The film attempts and fails to build credibility for its premise by opening with a faux newscaster intoning seriously about rabbits upsetting the delicate ecological balance in Australia after their introduction to that continent. From there the story moves to Arizona where rancher Hillman is dealing with a rabbit infestation of his own. Rather than deploy harsh poisons to deal with the pests his friend Clark (DeForest Kelley) at the university puts him in contact with a husband/wife team of scientists Roy and Gerry Bennett (Gerry Bennett played by Janet Leigh.) The pair decide that using hormones to make ‘boy rabbits act more like girl rabbits’ is the solution to Hillman’s troubles and begin experimentation on rabbits captured from the ranch. The filmmakers use the Bennett’s young daughter both as clumsy exposition, ‘Mommy what is a control group?’ and the method by which a rabbit already mutated by the artificial is released into the wild to infect the ranch’s rouge population.
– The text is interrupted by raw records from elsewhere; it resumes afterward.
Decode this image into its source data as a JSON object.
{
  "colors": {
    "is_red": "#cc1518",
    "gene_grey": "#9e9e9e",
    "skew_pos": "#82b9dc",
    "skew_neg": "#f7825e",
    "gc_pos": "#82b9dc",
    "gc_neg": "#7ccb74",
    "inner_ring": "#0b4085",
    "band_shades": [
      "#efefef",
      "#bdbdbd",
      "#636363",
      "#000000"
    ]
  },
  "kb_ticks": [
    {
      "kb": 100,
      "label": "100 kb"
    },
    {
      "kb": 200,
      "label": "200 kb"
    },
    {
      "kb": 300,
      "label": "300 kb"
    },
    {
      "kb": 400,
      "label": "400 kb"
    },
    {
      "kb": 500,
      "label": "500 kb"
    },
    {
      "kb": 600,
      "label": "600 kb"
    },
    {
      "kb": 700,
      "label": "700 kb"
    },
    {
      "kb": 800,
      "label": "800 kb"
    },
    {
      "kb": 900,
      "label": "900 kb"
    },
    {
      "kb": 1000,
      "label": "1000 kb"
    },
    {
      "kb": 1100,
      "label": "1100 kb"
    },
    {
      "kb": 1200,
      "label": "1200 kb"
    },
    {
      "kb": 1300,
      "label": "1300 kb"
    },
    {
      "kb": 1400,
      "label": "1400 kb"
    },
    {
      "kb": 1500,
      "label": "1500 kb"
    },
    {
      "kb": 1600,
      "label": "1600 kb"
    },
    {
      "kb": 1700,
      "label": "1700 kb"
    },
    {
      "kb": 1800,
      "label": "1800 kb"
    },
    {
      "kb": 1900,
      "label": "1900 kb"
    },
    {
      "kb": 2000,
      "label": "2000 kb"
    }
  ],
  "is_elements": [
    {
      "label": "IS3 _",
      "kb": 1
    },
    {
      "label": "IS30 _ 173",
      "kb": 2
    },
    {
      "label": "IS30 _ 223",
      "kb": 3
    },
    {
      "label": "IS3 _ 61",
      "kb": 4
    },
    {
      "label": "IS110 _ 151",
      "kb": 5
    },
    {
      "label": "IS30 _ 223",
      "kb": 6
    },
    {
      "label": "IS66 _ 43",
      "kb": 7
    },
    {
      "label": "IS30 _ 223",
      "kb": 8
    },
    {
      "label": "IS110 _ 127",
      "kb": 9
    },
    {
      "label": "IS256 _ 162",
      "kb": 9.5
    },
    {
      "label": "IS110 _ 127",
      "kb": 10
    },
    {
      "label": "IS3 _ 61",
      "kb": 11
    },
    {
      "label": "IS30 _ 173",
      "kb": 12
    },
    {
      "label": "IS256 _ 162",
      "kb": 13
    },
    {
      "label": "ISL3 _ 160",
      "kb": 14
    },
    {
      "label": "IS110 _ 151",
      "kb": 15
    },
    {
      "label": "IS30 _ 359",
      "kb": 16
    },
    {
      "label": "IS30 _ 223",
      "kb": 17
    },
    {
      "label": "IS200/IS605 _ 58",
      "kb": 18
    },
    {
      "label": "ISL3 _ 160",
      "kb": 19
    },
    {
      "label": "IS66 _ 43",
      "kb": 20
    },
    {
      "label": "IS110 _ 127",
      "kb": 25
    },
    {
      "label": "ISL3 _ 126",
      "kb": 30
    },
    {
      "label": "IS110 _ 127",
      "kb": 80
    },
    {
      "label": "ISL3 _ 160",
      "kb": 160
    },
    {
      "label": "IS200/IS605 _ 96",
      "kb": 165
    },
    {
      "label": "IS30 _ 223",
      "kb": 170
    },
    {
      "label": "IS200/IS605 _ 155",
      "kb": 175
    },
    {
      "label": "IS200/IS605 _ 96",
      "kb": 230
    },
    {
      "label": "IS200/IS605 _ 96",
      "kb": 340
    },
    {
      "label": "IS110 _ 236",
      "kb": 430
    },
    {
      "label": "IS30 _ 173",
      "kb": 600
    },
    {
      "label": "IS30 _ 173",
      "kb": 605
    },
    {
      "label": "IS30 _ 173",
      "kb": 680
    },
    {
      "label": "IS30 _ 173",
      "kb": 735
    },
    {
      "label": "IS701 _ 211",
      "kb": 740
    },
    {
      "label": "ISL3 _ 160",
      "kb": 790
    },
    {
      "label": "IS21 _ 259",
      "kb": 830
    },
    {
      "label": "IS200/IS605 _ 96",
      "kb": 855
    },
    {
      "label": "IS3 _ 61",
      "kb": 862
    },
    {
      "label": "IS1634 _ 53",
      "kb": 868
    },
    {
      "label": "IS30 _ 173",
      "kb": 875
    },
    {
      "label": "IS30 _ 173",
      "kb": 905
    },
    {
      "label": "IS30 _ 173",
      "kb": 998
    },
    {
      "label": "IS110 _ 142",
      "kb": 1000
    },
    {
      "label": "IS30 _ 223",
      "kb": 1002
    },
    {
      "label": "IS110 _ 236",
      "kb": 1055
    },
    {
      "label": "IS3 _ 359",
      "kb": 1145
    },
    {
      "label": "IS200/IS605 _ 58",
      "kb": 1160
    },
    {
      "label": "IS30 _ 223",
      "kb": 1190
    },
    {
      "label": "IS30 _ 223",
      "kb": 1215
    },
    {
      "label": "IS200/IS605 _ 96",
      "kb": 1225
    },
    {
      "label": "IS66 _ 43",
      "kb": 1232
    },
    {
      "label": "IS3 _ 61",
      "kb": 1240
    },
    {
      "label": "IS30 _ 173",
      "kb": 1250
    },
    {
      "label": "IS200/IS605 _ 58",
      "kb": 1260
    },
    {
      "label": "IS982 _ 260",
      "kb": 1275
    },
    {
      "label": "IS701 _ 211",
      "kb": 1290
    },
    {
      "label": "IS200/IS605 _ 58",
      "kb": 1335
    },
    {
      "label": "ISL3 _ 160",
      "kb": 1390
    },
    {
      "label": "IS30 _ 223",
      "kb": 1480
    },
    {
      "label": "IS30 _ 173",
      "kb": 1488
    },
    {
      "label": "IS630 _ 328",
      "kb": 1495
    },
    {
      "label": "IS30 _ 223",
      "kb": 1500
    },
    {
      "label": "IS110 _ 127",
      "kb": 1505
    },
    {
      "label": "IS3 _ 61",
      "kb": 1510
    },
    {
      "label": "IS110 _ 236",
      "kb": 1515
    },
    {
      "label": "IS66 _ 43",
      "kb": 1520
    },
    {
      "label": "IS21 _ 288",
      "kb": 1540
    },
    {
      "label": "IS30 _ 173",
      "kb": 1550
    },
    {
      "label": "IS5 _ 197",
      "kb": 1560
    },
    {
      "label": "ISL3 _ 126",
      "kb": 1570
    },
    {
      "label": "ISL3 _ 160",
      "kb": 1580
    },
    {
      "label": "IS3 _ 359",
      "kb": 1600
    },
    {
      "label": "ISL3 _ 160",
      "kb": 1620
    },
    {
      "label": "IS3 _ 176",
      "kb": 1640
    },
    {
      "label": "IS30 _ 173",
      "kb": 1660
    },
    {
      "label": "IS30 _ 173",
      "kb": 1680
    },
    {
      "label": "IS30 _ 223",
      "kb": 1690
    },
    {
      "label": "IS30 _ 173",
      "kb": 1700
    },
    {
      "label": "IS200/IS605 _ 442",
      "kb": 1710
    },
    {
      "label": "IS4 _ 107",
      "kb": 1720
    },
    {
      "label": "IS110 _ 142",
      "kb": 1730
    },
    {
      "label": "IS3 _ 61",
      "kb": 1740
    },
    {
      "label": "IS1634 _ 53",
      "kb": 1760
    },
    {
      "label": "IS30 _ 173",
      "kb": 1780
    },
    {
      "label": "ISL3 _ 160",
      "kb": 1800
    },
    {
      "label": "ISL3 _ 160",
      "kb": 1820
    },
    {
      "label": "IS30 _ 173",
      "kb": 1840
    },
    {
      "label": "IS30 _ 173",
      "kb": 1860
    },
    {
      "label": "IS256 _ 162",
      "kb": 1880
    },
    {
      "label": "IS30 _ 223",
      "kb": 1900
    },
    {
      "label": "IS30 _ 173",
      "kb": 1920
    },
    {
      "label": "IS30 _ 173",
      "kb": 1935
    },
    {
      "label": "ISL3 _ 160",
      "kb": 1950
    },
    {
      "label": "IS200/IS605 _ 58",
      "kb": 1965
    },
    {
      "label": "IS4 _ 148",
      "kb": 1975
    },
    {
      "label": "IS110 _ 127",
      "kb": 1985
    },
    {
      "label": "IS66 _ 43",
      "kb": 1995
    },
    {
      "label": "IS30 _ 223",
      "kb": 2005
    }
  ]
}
And yes, the film tries to force the idea that hormonally changing one rabbit somehow infects other without the use of a bacteria or virus. Despite the EPA having been established two years earlier the scientific pair also have no hesitation in developing and deploying an unknown effect into the ecology without significant testing as their timeline from concept to eradication was mere weeks.

The greatest hurdle the filmmakers failed to clear isn’t the lack of character arcs or scientific illiteracy but rather no amount of slow-motion photography on miniature sets and even with fake blood smeared on their snouts, rabbits cannot look credibly frightening. Rabbits as a violent lethal threat belongs solely to the domain of British farce and not in the dying giant animal genre.

I found Night of the Lepus streaming for free on a Roku channel, but they interrupted the movie every ten minutes for a block of five commercials. even minus those interruptions except for comedic entertainment I could not recommend this strange unique movie.